Nuclear Security Summit Continues Strengthening of UN
Article audio sponsored by The John Birch Society

The Nuclear Security Summit held in Washington on April 12-13 continued President Obama’s agenda to place authority over the U.S. nuclear arsenal under the control of a series of treaties — some bilateral and some subject to UN control. Quite fittingly, an AP reporter described the summit as “the largest assembly hosted by a U.S. leader since the founding conference of the United Nations in 1945.”

The importance given to these two events — held some 65 years apart — is indicated somewhat by their sheer size, but more importantly by the continuation of a pattern of subjugating America’s military forces to the “Regional Arrangements” (such as NATO) authorized by the UN Charter to employ “enforcement action under its authority” in order to maintain “international peace.” This surrender of our sovereign authority over our national defense is further compounded by disarmament treaties signed between the United States and the Soviet Union/Russia, as a prelude to eventually placing all of the world’s nuclear arsenal under UN control.

In a blog posted on the White House website April 12, Jesse Lee, the White House Online Programs Director, stated:

The New Start Treaty was signed [on April 8] two days after the Department of Defense released the new Nuclear Posture Review, which establishes as a goal of America’s foreign policy “to reduce the role of nuclear weapons in our national security strategy and focus on reducing the nuclear dangers of the 21st century, while sustaining a safe, secure and effective nuclear deterrent for the United States and our allies and partners as long as nuclear weapons exist.”

Following the summit on April 13, President Obama told reporters at a press conference: “We need to strengthen the institutions and partnerships that we already have — and make them even more effective. This includes the United Nations, the International Atomic Energy Agency, the multilateral partnership that strengthens nuclear security, prevent nuclear trafficking and assist nations in building their capacity to secure their nuclear materials.” (Emphasis added.)

During the press conference, the President made further reference to the UN’s supposed authority to regulate nuclear power. In answer to a question from a reporter seeking clarification about exactly what Chinese President Hu Jintao had agreed to, and if the President thought there actually will be economic sanctions against Iran that the Chinese will support, Obama responded:

The Chinese have sent official representatives to negotiations in New York to begin the process of drafting a sanctions resolution. That is part of the P5-plus-1 effort [the five permanent members of the UN Security Council — plus Germany]. And the United States is not moving this process alone; we’ve got the participation of the Russians as well as the other members of the P5-plus-1, all of whom believe that it is important for us to send a strong signal to Iran that their consistent violation of United Nations Security Council resolutions … and that they’ve got a better path to take. [Emphasis added.]

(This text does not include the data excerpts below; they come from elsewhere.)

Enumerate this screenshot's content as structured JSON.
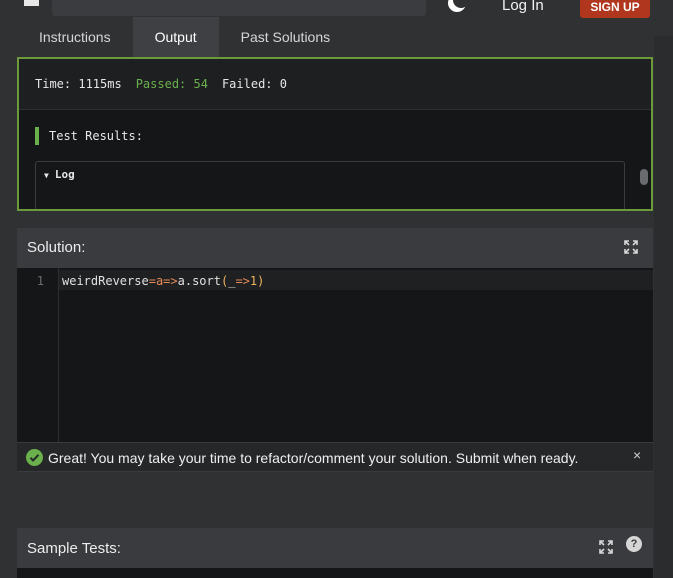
{
  "header": {
    "login_label": "Log In",
    "signup_label": "SIGN UP",
    "signup_color": "#b1361e"
  },
  "tabs": [
    {
      "label": "Instructions",
      "active": false
    },
    {
      "label": "Output",
      "active": true
    },
    {
      "label": "Past Solutions",
      "active": false
    }
  ],
  "output": {
    "time": "Time: 1115ms",
    "passed": "Passed: 54",
    "failed": "Failed: 0",
    "results_title": "Test Results:",
    "log_label": "Log",
    "border_color": "#6c9a3b"
  },
  "solution": {
    "title": "Solution:",
    "line_number": "1",
    "code": {
      "name": "weirdReverse",
      "eq": "=",
      "param": "a",
      "arrow": "=>",
      "obj": "a",
      "method": ".sort",
      "open": "(",
      "inner_param": "_",
      "inner_arrow": "=>",
      "value": "1",
      "close": ")"
    }
  },
  "alert": {
    "message": "Great! You may take your time to refactor/comment your solution. Submit when ready.",
    "close_label": "×",
    "icon": "check-circle-icon"
  },
  "sample_tests": {
    "title": "Sample Tests:",
    "help_label": "?"
  },
  "icons": {
    "moon": "moon-icon",
    "expand": "expand-icon"
  }
}
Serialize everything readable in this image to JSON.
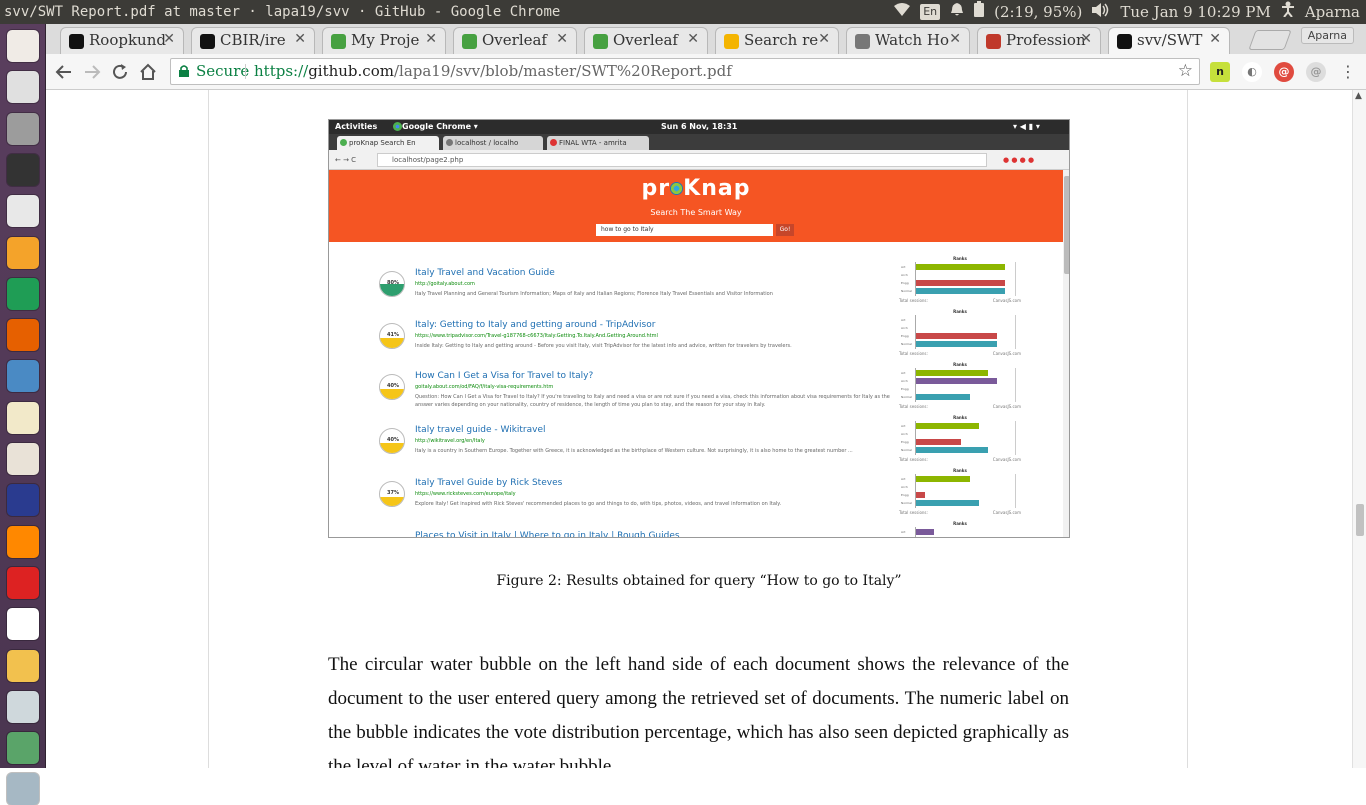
{
  "system_bar": {
    "window_title": "svv/SWT Report.pdf at master · lapa19/svv · GitHub - Google Chrome",
    "keyboard": "En",
    "battery": "(2:19, 95%)",
    "datetime": "Tue Jan  9 10:29 PM",
    "user": "Aparna"
  },
  "launcher": {
    "apps": [
      "ubuntu-dash-icon",
      "chrome-icon",
      "files-icon",
      "terminal-icon",
      "pdf-viewer-icon",
      "sublime-text-icon",
      "spreadsheet-icon",
      "firefox-icon",
      "document-viewer-icon",
      "text-editor-icon",
      "presentation-icon",
      "texmaker-icon",
      "vlc-icon",
      "app-grid-icon",
      "chat-icon",
      "archive-icon",
      "screenshot-icon",
      "system-monitor-icon",
      "workspace-icon"
    ]
  },
  "tabs": [
    {
      "label": "Roopkund",
      "icon": "b-icon",
      "color": "#111111"
    },
    {
      "label": "CBIR/ire",
      "icon": "github-icon",
      "color": "#111111"
    },
    {
      "label": "My Proje",
      "icon": "overleaf-icon",
      "color": "#47a141"
    },
    {
      "label": "Overleaf",
      "icon": "overleaf-icon",
      "color": "#47a141"
    },
    {
      "label": "Overleaf",
      "icon": "overleaf-icon",
      "color": "#47a141"
    },
    {
      "label": "Search re",
      "icon": "drive-icon",
      "color": "#f4b400"
    },
    {
      "label": "Watch Ho",
      "icon": "page-icon",
      "color": "#777777"
    },
    {
      "label": "Profession",
      "icon": "s-icon",
      "color": "#c0392b"
    },
    {
      "label": "svv/SWT",
      "icon": "github-icon",
      "color": "#111111",
      "active": true
    }
  ],
  "profile_label": "Aparna",
  "address": {
    "secure_label": "Secure",
    "scheme": "https://",
    "domain": "github.com",
    "path": "/lapa19/svv/blob/master/SWT%20Report.pdf"
  },
  "embedded": {
    "topbar": {
      "activities": "Activities",
      "app": "Google Chrome ▾",
      "clock": "Sun  6 Nov, 18:31"
    },
    "tabs": [
      "proKnap Search En",
      "localhost / localho",
      "FINAL WTA - amrita"
    ],
    "url": "localhost/page2.php",
    "brand": "pr Knap",
    "tagline": "Search The Smart Way",
    "query": "how to go to Italy",
    "go_label": "Go!",
    "results": [
      {
        "title": "Italy Travel and Vacation Guide",
        "url": "http://goitaly.about.com",
        "snippet": "Italy Travel Planning and General Tourism Information; Maps of Italy and Italian Regions; Florence Italy Travel Essentials and Visitor Information",
        "pct_label": "80%",
        "water": 0.5,
        "water_color": "#2e9e6e"
      },
      {
        "title": "Italy: Getting to Italy and getting around - TripAdvisor",
        "url": "https://www.tripadvisor.com/Travel-g187768-c6673/Italy:Getting.To.Italy.And.Getting.Around.html",
        "snippet": "Inside Italy: Getting to Italy and getting around - Before you visit Italy, visit TripAdvisor for the latest info and advice, written for travelers by travelers.",
        "pct_label": "41%",
        "water": 0.41,
        "water_color": "#f5c518"
      },
      {
        "title": "How Can I Get a Visa for Travel to Italy?",
        "url": "goitaly.about.com/od/FAQ/f/italy-visa-requirements.htm",
        "snippet": "Question: How Can I Get a Visa for Travel to Italy? If you're traveling to Italy and need a visa or are not sure if you need a visa, check this information about visa requirements for Italy as the answer varies depending on your nationality, country of residence, the length of time you plan to stay, and the reason for your stay in Italy.",
        "pct_label": "40%",
        "water": 0.4,
        "water_color": "#f5c518"
      },
      {
        "title": "Italy travel guide - Wikitravel",
        "url": "http://wikitravel.org/en/Italy",
        "snippet": "Italy is a country in Southern Europe. Together with Greece, it is acknowledged as the birthplace of Western culture. Not surprisingly, it is also home to the greatest number ...",
        "pct_label": "40%",
        "water": 0.4,
        "water_color": "#f5c518"
      },
      {
        "title": "Italy Travel Guide by Rick Steves",
        "url": "https://www.ricksteves.com/europe/italy",
        "snippet": "Explore Italy! Get inspired with Rick Steves' recommended places to go and things to do, with tips, photos, videos, and travel information on Italy.",
        "pct_label": "37%",
        "water": 0.37,
        "water_color": "#f5c518"
      },
      {
        "title": "Places to Visit in Italy | Where to go in Italy | Rough Guides",
        "url": "",
        "snippet": "",
        "pct_label": "",
        "water": 0,
        "water_color": "#f5c518"
      }
    ],
    "vote_charts": [
      {
        "title": "Ranks",
        "labels": [
          "Art",
          "Arch",
          "Engg",
          "Normal"
        ],
        "values": [
          0.89,
          0,
          0.89,
          0.89
        ],
        "colors": [
          "#8db600",
          "#7a5a9a",
          "#c84848",
          "#3aa0b0"
        ],
        "footer_left": "Total sessions:",
        "footer_right": "CanvasJS.com"
      },
      {
        "title": "Ranks",
        "labels": [
          "Art",
          "Arch",
          "Engg",
          "Normal"
        ],
        "values": [
          0,
          0,
          0.81,
          0.81
        ],
        "colors": [
          "#8db600",
          "#7a5a9a",
          "#c84848",
          "#3aa0b0"
        ],
        "footer_left": "Total sessions:",
        "footer_right": "CanvasJS.com"
      },
      {
        "title": "Ranks",
        "labels": [
          "Art",
          "Arch",
          "Engg",
          "Normal"
        ],
        "values": [
          0.72,
          0.81,
          0,
          0.54
        ],
        "colors": [
          "#8db600",
          "#7a5a9a",
          "#c84848",
          "#3aa0b0"
        ],
        "footer_left": "Total sessions:",
        "footer_right": "CanvasJS.com"
      },
      {
        "title": "Ranks",
        "labels": [
          "Art",
          "Arch",
          "Engg",
          "Normal"
        ],
        "values": [
          0.63,
          0,
          0.45,
          0.72
        ],
        "colors": [
          "#8db600",
          "#7a5a9a",
          "#c84848",
          "#3aa0b0"
        ],
        "footer_left": "Total sessions:",
        "footer_right": "CanvasJS.com"
      },
      {
        "title": "Ranks",
        "labels": [
          "Art",
          "Arch",
          "Engg",
          "Normal"
        ],
        "values": [
          0.54,
          0,
          0.09,
          0.63
        ],
        "colors": [
          "#8db600",
          "#7a5a9a",
          "#c84848",
          "#3aa0b0"
        ],
        "footer_left": "Total sessions:",
        "footer_right": "CanvasJS.com"
      },
      {
        "title": "Ranks",
        "labels": [
          "Art"
        ],
        "values": [
          0.18
        ],
        "colors": [
          "#7a5a9a"
        ],
        "footer_left": "",
        "footer_right": ""
      }
    ]
  },
  "document": {
    "caption": "Figure 2: Results obtained for query “How to go to Italy”",
    "paragraph": "The circular water bubble on the left hand side of each document shows the relevance of the document to the user entered query among the retrieved set of documents. The numeric label on the bubble indicates the vote distribution percentage, which has also seen depicted graphically as the level of water in the water bubble."
  }
}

As this writer and others have consistently warned over the years, U.S.-led overtures to achieve a “nuclear-free world” have always been aimed at empowering the United Nations. The goal of a “nuclear-free world” is a misnomer anyway, since the nuclear “genie” could never be put back into the bottle again.

The first and most blatant example of this move to surrender U.S. sovereignty to the UN occurred on September 25, 1961, when President John F. Kennedy presented to the 16th General Assembly of the United Nations a disarmament proposal entitled Freedom from War: The United States Program for General and Complete Disarmament in a Peaceful World (State Department Publication 7277).

Excerpts from the document include:

• “As states relinquish their arms, the United Nations shall be progressively strengthened in order to improve its capacity to assure international security.”

• “By the time Stage II [of the three-stage disarmament program] has been completed, the confidence produced through a verified disarmament program … and the development of strengthened international peace-keeping processes within the framework of the U.N. should have reached a point where the states of the world can move forward to Stage III. In Stage III progressive controlled disarmament and continuously developing principles and procedures of international law would proceed to a point where no state would have the military power to challenge the progressively strengthened U.N. Peace Force.” (Emphasis added.)